Not satisfied with attacking the company and threatening violence against “scabs” who want to work, union protestors threatened newsstands that continued to sell the Daily News. Protestors seized copies of the paper and set them on fire.

Police did little to quell the violence.

No wonder many companies prefer to work with nonunion labor.

Will Warren do anything when confronted with this ugly truth about unions? Look at the United Auto Workers (UAW) in Detroit, MI. The policies from the union “have hurt more than just blue-collar workers” and “helped destroy Detroit’s economy.”

The feds investigated the UAW for four years, which led to numerous raids, including the home UAW President Gary Jones.

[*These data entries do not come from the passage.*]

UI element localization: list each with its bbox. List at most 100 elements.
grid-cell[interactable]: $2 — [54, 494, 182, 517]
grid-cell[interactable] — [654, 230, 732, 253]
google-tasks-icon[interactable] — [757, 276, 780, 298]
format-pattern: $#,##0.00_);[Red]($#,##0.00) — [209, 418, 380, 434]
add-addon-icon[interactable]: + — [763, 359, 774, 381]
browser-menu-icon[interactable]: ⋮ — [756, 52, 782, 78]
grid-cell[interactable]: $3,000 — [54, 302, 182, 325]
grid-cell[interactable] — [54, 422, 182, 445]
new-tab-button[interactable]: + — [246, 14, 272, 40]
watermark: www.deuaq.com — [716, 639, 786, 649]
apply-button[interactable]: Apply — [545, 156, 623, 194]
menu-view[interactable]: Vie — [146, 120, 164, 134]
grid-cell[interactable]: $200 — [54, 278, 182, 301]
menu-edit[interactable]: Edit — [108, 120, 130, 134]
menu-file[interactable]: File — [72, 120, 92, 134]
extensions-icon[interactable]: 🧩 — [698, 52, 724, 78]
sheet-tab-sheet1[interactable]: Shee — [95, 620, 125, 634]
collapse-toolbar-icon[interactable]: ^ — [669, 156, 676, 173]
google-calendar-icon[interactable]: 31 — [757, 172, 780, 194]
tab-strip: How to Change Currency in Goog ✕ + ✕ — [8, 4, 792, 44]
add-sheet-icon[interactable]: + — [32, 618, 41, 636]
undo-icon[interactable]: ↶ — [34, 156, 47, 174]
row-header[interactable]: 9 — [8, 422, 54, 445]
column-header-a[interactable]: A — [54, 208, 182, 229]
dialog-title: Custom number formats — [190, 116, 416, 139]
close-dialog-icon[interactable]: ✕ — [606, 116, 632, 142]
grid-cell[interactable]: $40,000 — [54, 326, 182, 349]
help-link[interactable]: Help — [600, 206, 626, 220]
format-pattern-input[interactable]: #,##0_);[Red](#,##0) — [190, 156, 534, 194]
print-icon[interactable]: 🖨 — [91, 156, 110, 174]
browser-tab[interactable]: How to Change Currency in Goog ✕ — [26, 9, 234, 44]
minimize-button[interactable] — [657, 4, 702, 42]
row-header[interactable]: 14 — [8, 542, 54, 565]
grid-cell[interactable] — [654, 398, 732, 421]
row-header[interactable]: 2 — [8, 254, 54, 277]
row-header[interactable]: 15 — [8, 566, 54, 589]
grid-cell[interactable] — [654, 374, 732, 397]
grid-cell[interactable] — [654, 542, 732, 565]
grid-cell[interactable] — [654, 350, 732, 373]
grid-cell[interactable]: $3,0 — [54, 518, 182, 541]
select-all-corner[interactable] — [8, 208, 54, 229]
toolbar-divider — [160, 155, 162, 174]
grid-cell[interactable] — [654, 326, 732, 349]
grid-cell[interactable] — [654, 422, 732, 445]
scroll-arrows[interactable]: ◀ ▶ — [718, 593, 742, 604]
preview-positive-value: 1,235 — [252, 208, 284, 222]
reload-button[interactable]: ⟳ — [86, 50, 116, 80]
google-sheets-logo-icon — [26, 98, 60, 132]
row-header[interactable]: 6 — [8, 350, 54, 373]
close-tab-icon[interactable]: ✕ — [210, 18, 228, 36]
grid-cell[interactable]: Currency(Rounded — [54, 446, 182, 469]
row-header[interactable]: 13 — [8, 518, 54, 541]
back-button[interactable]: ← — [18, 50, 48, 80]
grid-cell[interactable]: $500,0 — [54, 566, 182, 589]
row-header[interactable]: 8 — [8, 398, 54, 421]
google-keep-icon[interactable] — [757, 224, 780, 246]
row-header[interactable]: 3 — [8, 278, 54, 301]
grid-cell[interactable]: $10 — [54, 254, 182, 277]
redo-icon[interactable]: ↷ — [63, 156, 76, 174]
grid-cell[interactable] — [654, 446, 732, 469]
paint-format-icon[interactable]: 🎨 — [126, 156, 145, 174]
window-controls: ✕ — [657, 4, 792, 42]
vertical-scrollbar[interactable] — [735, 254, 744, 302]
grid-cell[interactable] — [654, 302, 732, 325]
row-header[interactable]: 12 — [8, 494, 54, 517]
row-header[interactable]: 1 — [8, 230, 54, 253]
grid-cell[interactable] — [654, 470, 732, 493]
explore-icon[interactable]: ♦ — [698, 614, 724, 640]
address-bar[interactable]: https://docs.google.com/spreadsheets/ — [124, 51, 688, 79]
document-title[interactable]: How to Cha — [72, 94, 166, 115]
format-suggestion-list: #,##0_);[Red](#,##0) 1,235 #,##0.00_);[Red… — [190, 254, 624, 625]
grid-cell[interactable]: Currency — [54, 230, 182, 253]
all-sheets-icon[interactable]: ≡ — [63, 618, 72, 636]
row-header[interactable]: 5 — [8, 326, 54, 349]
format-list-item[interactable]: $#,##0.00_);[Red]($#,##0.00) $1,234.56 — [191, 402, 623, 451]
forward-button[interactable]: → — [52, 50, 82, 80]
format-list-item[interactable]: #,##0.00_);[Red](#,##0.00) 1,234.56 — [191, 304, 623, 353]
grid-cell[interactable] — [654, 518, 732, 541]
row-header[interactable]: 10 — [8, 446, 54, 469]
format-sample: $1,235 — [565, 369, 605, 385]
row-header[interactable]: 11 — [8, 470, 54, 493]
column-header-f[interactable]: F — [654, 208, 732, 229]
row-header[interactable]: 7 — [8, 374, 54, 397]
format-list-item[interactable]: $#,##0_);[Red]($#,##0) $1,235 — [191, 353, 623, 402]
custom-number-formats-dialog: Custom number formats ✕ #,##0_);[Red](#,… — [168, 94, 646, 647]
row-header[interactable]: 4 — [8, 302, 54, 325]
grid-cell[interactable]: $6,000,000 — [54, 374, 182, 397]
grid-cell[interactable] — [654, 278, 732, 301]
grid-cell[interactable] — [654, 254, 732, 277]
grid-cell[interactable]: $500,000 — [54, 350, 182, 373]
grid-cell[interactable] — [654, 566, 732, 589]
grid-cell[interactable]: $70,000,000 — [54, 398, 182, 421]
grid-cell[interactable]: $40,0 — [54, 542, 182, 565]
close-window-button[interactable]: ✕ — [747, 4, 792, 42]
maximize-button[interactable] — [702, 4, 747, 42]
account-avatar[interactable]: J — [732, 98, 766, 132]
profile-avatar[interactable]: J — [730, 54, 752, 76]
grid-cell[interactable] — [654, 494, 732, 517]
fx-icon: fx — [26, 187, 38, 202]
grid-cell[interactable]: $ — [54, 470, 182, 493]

The investigation “secured prison sentences for eight people connected to the union, Fiat Chrysler, and Automobiles NV.”

Authorities supposedly “have evidence of blatant corruption, including ‘wads’ of cash and files that confirm long-held suspicions that the union’s leaders spent workers’ dues on vacations, private villas in Palm Springs, and other luxuries.” The investigation expanded into the possibility those “union leaders made money from tax-exempt nonprofit organizations connected to the UAW and kept cash from union funds intended to pay for flowers for workers’ funerals.”

All in all, the people may face “charges under federal racketeer Influenced and Corrupt Organizations [RICO] laws.”

If convicted the UAW faces federal oversight. The feds had federal oversight of the Teamsters after domination from the Mafia for 30 years. Get this. The oversight forced the Teamsters “to adopt new election practices and fairer wages.”

Ironic, isn’t it?

Google “union corruption” and you’ll find numerous stories of corrupt unions taking advantage of the “little people” they swore to protect.